Fahmy has lost full mobility in one shoulder because of an injury that went untreated after his arrest.

Fahmy has said his plight was compounded by the fact Harper assigned his case to lower-level ministers, instead of taking an active role like former Australian prime minister Tony Abbott did to win the release of one of their nationals arrested with him.

Unnamed Conservatives have said that Harper did speak to el-Sissi, and sent him several letters.

Fahmy and two colleagues were arrested in Egypt in 2013 and eventually convicted of terror-related charges. They were sentenced to three years in prison after a trial that received widespread international condemnation.

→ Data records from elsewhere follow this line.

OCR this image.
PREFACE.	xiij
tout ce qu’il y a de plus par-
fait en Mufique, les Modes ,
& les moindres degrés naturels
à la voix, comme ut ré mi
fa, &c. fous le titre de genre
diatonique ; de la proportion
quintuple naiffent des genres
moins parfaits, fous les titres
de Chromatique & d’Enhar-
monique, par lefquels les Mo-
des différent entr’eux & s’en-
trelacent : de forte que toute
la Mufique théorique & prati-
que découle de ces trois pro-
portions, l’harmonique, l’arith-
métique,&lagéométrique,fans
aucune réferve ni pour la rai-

Fahmy, who was the Cairo bureau chief for Al-Jazeera English, was convicted of spreading what a court described as "false news" and coverage biased in favour of the now-banned Muslim Brotherhood. Fahmy vehemently denied the charges.

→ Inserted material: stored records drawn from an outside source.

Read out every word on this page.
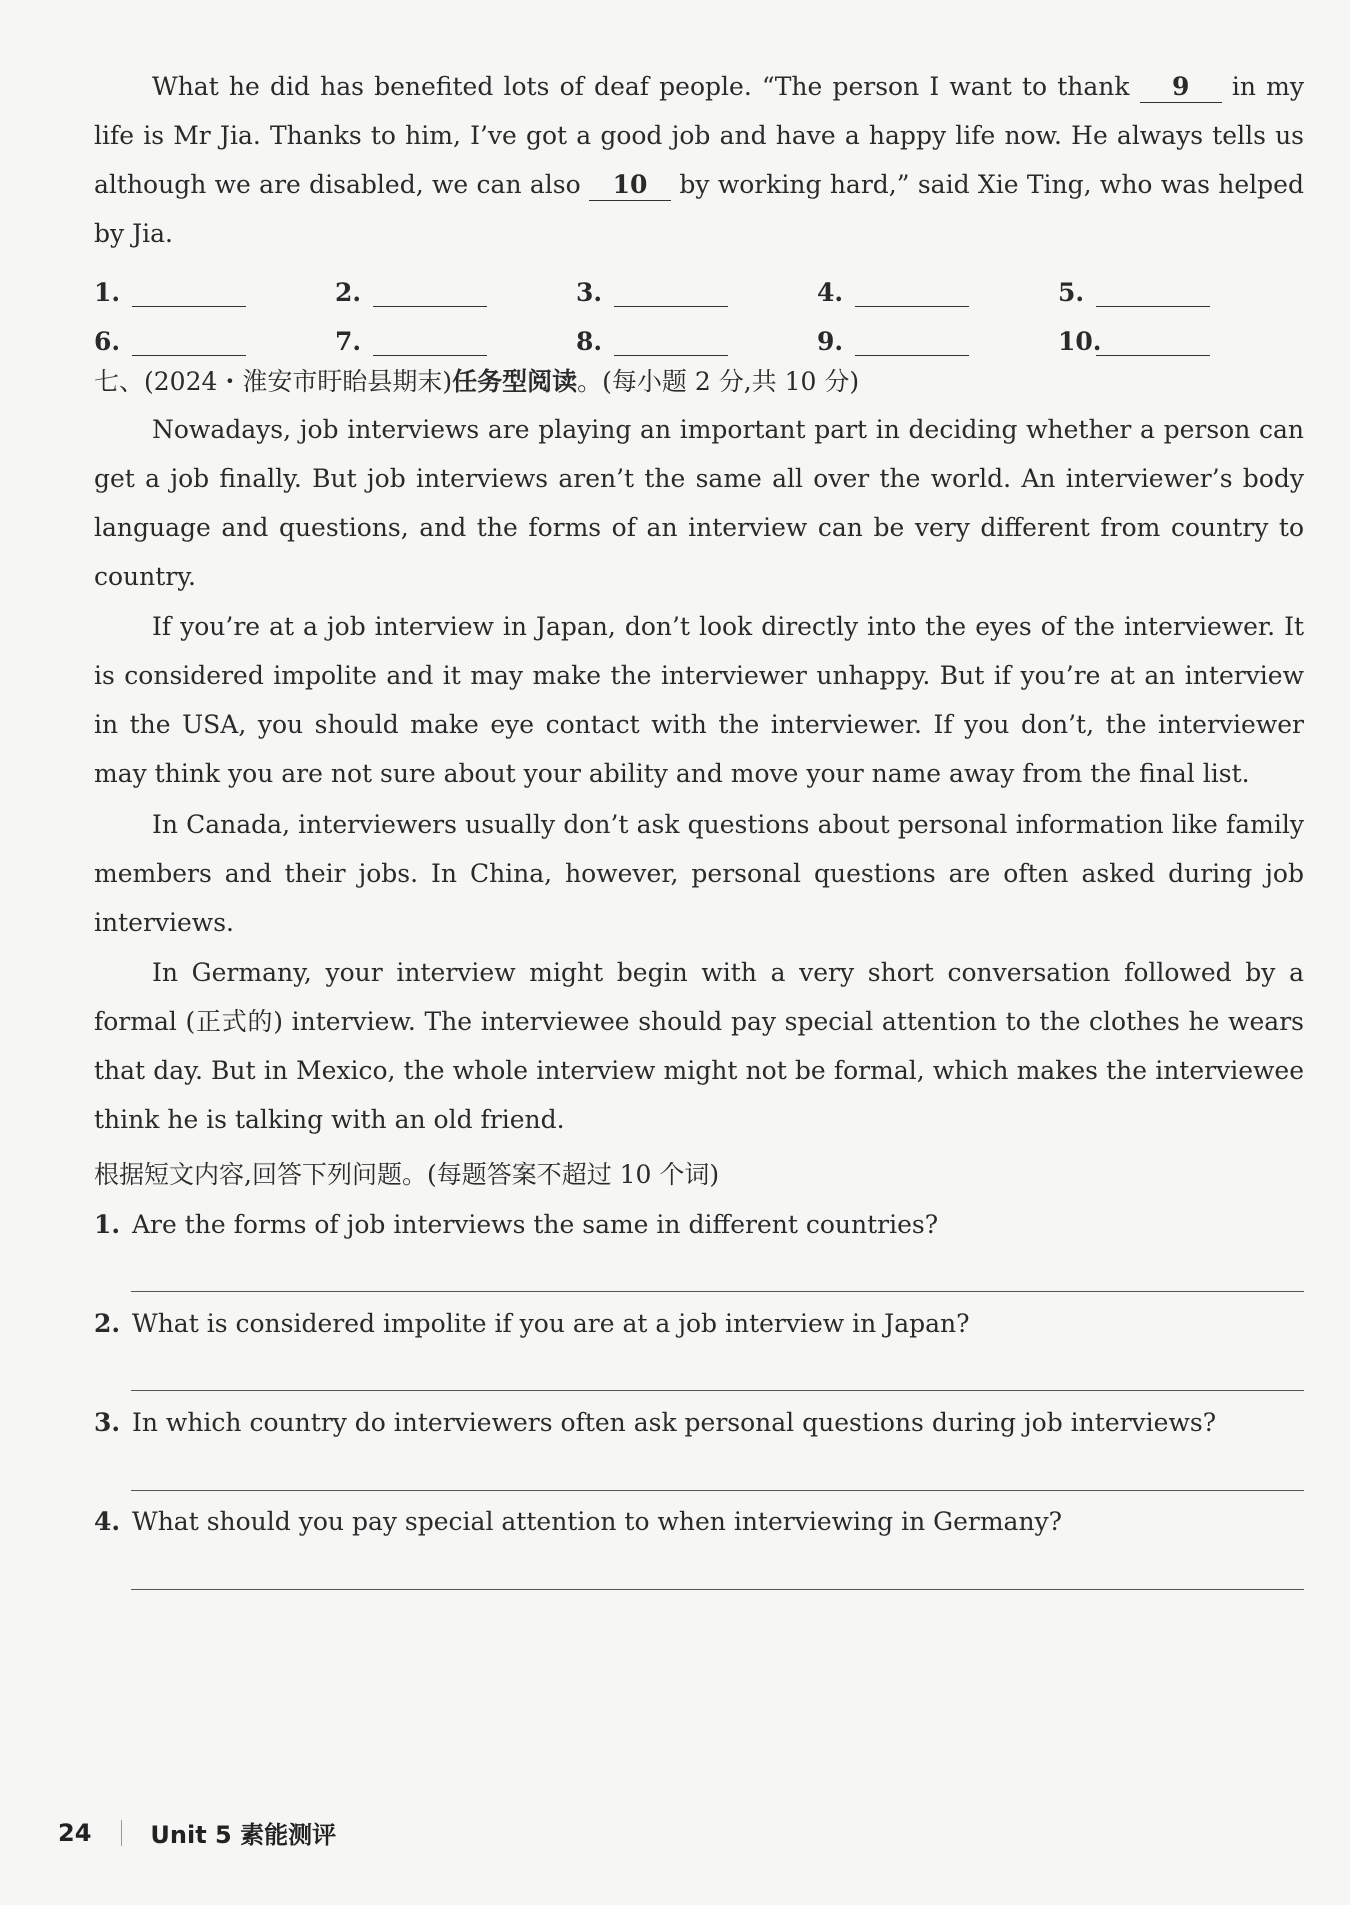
What he did has benefited lots of deaf people. “The person I want to thank 9 in my life is Mr Jia. Thanks to him, I’ve got a good job and have a happy life now. He always tells us although we are disabled, we can also 10 by working hard,” said Xie Ting, who was helped by Jia.

1.	2.	3.	4.	5.
6.	7.	8.	9.	10.
七、(2024・淮安市盱眙县期末)任务型阅读。(每小题 2 分,共 10 分)

Nowadays, job interviews are playing an important part in deciding whether a person can get a job finally. But job interviews aren’t the same all over the world. An interviewer’s body language and questions, and the forms of an interview can be very different from country to country.

If you’re at a job interview in Japan, don’t look directly into the eyes of the interviewer. It is considered impolite and it may make the interviewer unhappy. But if you’re at an interview in the USA, you should make eye contact with the interviewer. If you don’t, the interviewer may think you are not sure about your ability and move your name away from the final list.

In Canada, interviewers usually don’t ask questions about personal information like family members and their jobs. In China, however, personal questions are often asked during job interviews.

In Germany, your interview might begin with a very short conversation followed by a formal (正式的) interview. The interviewee should pay special attention to the clothes he wears that day. But in Mexico, the whole interview might not be formal, which makes the interviewee think he is talking with an old friend.

根据短文内容,回答下列问题。(每题答案不超过 10 个词)
1. Are the forms of job interviews the same in different countries?
2. What is considered impolite if you are at a job interview in Japan?
3. In which country do interviewers often ask personal questions during job interviews?
4. What should you pay special attention to when interviewing in Germany?
24 Unit 5 素能测评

Egyptian President Abdel-Fattah el-Sissi eventually pardoned Fahmy.

During the recent federal election campaign, Fahmy met with then Liberal Leader Justin Trudeau and NDP Leader Tom Mulcair, but said he was not endorsing either's party. But he made clear he would not be voting Conservative.

"I'm lucky I've arrived back to Canada during this new era of change. It's symbolic to who I am now because I'm a newborn man," Fahmy said.

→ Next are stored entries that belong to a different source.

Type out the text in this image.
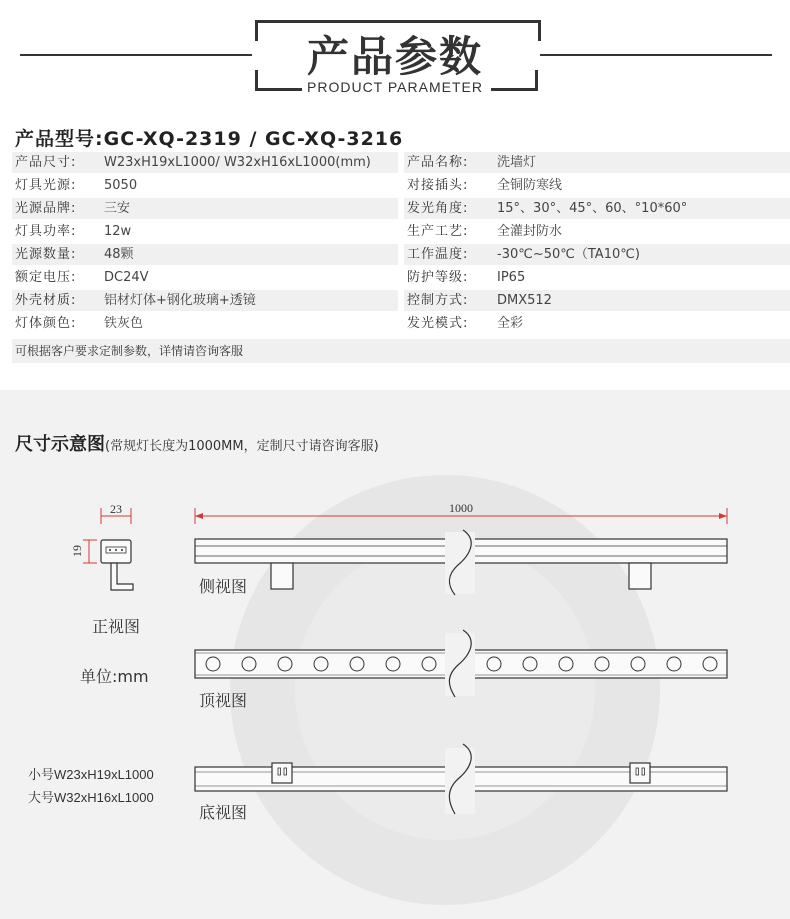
产品参数
PRODUCT PARAMETER
产品型号:GC-XQ-2319 / GC-XQ-3216
产品尺寸:	W23xH19xL1000/ W32xH16xL1000(mm)	产品名称:	洗墙灯
灯具光源:	5050	对接插头:	全铜防寒线
光源品牌:	三安	发光角度:	15°、30°、45°、60、°10*60°
灯具功率:	12w	生产工艺:	全灌封防水
光源数量:	48颗	工作温度:	-30℃~50℃（TA10℃)
额定电压:	DC24V	防护等级:	IP65
外壳材质:	铝材灯体+钢化玻璃+透镜	控制方式:	DMX512
灯体颜色:	铁灰色	发光模式:	全彩
可根据客户要求定制参数，详情请咨询客服
23
19
1000
尺寸示意图(常规灯长度为1000MM，定制尺寸请咨询客服)
侧视图
正视图
单位:mm
顶视图
底视图
小号W23xH19xL1000
大号W32xH16xL1000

"I come with a responsibility and a platform and ideas that I would like to bring to the table.''

Fahmy and his wife have settled in Vancouver, where he plans to teach journalism.

In the weeks to come, he will also announce the creation of a foundation in his name to help journalists in prison abroad. The organizations that came to his rescue, he said, were the key to his survival.

"It was not just fighting for my freedom, but freedom of expression and the meaning of human rights," he said.

"And that's what kept me going in my cell, where I did not see the sun, did not know what time it was."